Online retailer Amazons low-cost Kindle Fire shook up the tablet market upon its release in November 2011, and now it looks to be going after Apples best-selling iPhone smartphone with a handset of its own, according to a report from Bloomberg, which quoted two unnamed sources with knowledge of the plans. According to one of the sources, Amazon is working with Chinese handset maker Foxconn to build the device, and Amazon is also reportedly acquiring technology patents to avoid wireless infringement claims.
Amazon also recently hired the former senior director of acquisitions at Intellectual Ventures Management, Matt Gordon, who will take up the post of general manager for patent acquisitions and investments at Amazon, according to Gordons LinkedIn profile page. For four years, he was director of IP licensing at Microsoft. According to data compiled by Bloomberg, Amazon has been the subject of 25 patent-related lawsuits in the past two years.
The move into smartphone territory, currently dominated by Apple and Samsung smartphones, would be a natural extension of Amazons strategy with the Kindle Fire, which runs a modified version of Googles Android operating system. It remains to be seen whether Amazon will use Android for a smartphone device. Google Android continued to grow its share in the U.S. smartphone market, accounting for 50.9 percent of smartphone subscribers, while Apple captured 31.9 percent, according to a recent study by IT analytics firm comScore. Samsung was the top handset manufacturer overall with 25.7 percent market share.

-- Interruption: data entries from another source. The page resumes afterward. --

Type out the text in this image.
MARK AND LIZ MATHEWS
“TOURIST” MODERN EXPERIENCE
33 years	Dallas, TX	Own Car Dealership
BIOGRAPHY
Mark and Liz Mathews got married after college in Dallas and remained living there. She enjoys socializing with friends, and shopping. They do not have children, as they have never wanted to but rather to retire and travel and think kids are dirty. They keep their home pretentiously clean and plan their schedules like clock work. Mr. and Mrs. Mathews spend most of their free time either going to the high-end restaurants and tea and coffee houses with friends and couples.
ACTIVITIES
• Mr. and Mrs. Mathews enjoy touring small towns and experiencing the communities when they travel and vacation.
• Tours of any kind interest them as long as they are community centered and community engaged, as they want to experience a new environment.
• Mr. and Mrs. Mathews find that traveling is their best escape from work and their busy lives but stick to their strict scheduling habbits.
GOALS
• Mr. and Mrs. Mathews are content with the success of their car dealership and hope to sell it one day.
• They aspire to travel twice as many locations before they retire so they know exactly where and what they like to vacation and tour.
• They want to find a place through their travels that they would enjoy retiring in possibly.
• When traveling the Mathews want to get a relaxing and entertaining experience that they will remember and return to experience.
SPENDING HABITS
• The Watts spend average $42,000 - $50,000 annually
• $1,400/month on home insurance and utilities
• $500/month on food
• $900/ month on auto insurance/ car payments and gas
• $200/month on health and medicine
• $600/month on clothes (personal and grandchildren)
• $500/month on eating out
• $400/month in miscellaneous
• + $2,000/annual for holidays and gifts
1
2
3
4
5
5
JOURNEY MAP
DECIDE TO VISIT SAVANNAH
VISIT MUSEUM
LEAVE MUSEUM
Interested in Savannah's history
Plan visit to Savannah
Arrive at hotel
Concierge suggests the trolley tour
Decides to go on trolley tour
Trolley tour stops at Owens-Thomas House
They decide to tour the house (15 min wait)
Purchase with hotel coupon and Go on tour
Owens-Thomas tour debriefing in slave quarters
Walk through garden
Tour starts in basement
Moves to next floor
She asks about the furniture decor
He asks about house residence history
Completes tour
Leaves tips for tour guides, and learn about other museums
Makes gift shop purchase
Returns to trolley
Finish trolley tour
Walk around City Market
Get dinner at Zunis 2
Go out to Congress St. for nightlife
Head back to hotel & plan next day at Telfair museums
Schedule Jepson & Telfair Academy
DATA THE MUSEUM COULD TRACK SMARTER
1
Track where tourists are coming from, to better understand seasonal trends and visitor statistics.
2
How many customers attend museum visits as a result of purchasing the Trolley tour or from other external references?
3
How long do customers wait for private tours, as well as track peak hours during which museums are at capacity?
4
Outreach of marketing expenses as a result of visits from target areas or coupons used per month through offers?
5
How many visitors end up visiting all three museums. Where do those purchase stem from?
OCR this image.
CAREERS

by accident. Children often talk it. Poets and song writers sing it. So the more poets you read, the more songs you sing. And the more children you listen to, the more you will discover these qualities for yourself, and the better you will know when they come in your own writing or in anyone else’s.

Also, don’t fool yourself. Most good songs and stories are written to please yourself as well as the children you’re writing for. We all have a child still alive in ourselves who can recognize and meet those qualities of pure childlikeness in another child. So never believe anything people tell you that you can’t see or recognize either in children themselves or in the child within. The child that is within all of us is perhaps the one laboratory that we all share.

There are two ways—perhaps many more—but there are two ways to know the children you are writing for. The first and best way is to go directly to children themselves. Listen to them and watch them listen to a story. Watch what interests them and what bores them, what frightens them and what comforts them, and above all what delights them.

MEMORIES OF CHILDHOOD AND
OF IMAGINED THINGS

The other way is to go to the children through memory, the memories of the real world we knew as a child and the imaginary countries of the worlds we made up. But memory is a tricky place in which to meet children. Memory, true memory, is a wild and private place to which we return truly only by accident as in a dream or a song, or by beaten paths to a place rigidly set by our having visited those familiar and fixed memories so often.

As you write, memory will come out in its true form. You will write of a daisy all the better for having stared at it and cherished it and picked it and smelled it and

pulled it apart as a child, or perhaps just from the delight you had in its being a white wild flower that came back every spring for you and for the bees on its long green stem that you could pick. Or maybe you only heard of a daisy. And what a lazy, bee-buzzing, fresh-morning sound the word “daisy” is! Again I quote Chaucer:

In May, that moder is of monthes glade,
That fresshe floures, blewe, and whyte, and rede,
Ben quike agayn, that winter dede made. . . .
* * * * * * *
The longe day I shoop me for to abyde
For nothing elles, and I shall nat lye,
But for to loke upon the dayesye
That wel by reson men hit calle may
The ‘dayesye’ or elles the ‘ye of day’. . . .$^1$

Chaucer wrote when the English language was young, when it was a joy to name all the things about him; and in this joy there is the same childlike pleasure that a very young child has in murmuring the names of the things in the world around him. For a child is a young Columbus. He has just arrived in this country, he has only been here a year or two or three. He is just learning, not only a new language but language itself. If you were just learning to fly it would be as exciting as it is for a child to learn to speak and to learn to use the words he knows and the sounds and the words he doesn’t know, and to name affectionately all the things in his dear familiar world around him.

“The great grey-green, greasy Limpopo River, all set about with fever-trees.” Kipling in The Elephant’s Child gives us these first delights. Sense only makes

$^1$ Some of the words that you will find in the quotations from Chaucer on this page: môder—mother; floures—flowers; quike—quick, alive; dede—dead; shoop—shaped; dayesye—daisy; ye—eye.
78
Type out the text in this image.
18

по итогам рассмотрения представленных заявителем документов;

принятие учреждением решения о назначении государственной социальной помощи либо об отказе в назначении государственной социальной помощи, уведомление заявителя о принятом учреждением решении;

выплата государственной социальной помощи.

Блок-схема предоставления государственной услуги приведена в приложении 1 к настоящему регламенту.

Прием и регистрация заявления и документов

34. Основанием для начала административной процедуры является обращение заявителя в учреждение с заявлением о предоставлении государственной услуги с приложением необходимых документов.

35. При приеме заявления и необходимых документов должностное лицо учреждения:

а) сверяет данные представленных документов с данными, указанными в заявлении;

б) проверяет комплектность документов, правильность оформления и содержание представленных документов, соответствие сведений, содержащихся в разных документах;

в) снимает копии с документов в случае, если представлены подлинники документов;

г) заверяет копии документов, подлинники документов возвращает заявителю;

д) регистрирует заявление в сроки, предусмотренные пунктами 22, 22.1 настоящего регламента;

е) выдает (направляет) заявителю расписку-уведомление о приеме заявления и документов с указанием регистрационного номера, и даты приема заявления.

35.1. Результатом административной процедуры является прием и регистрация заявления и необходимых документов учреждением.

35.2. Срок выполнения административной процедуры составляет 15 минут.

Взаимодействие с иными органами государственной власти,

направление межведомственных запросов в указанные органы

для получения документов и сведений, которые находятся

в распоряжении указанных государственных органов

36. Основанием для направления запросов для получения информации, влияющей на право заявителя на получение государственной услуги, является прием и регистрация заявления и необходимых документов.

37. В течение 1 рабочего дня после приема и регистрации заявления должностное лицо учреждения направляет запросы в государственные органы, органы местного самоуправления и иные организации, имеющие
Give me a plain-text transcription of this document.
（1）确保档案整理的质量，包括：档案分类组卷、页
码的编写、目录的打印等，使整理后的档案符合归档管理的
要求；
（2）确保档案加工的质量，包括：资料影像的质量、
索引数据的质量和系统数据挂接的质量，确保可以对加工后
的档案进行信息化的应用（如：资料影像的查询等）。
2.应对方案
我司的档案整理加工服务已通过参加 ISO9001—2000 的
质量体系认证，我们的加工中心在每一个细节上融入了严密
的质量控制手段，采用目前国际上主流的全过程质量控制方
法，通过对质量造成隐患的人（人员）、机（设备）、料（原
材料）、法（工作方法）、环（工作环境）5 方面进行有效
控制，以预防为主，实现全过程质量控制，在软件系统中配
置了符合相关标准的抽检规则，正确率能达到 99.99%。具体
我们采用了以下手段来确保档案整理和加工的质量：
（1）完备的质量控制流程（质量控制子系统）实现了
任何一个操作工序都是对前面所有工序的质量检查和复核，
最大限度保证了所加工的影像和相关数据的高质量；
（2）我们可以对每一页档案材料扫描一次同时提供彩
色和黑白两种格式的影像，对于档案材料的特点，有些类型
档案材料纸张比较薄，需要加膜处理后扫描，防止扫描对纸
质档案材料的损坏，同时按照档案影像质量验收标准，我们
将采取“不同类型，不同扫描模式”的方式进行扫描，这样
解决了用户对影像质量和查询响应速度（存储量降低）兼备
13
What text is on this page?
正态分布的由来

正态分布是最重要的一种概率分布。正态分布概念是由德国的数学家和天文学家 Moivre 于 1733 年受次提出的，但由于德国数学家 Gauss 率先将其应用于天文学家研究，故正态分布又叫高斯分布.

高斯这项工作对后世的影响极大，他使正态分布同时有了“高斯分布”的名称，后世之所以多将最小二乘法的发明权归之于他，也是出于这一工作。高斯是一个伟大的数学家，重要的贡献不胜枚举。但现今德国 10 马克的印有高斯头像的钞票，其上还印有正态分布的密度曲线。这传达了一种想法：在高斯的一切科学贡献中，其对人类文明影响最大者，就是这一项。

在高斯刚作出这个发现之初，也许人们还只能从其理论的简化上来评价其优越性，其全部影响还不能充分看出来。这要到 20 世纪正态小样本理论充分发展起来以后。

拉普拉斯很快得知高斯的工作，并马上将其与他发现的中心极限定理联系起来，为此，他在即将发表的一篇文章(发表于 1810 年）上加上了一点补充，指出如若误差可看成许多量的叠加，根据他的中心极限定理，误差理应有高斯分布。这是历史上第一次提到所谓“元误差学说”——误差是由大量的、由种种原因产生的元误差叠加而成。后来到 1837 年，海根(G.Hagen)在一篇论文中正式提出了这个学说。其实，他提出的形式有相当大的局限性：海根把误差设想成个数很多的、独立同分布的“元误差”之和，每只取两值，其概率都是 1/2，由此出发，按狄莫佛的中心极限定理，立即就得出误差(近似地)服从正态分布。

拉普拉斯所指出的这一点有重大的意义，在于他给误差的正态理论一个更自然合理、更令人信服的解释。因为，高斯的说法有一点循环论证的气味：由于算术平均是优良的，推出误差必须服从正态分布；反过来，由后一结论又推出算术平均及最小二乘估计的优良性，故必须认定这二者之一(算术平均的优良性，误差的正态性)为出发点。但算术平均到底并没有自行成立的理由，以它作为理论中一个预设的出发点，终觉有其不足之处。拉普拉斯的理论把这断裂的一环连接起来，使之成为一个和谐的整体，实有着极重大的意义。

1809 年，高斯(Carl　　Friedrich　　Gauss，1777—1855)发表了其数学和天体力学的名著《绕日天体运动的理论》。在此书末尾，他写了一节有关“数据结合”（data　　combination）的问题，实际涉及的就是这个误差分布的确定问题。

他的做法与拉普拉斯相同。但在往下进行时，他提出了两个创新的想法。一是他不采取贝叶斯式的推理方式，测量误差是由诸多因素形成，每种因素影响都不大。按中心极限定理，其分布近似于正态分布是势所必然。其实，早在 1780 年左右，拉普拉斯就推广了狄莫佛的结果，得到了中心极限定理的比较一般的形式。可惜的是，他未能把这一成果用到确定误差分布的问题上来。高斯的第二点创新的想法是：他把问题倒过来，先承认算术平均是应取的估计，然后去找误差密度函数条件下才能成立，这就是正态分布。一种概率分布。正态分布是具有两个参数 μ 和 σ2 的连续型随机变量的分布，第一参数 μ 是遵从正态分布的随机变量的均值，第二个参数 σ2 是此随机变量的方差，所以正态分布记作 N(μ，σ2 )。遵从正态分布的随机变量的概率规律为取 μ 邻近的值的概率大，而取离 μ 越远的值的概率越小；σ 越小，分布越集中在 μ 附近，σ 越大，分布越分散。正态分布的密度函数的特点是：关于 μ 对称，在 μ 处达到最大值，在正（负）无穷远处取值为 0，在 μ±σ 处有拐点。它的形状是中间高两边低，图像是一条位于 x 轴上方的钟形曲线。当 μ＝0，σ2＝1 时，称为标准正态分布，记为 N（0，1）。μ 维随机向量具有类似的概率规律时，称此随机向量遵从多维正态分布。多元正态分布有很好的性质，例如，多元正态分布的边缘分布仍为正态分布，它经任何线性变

Nearly 110 million people in the U.S. owned smartphones during the three months ending in May, according to the July 2 report, up 5 percent from February. Google Android’s market share rose 0.8 percentage points. Five years after the release of the first iPhone, Apples share rose 1.7 percentage points. RIM ranked third, with 11.4 percent share, followed by Microsoft (with 4 percent) and Symbian (with 1.1 percent).
On the tablet side, Apples iPad continues to dominate, with nearly 70 percent market share, while Amazon’s first-quarter Kindle Fire sales tanked. However, the company is reportedly planning a larger version of the Fire and a midyear 7-inch refresh. A report this week from the China Times said Amazon has ordered 2 million units of its next-generation Kindle Fire tablet from Quanta Computer, a Taiwan-based manufacturer of notebook computers and other electronic hardware.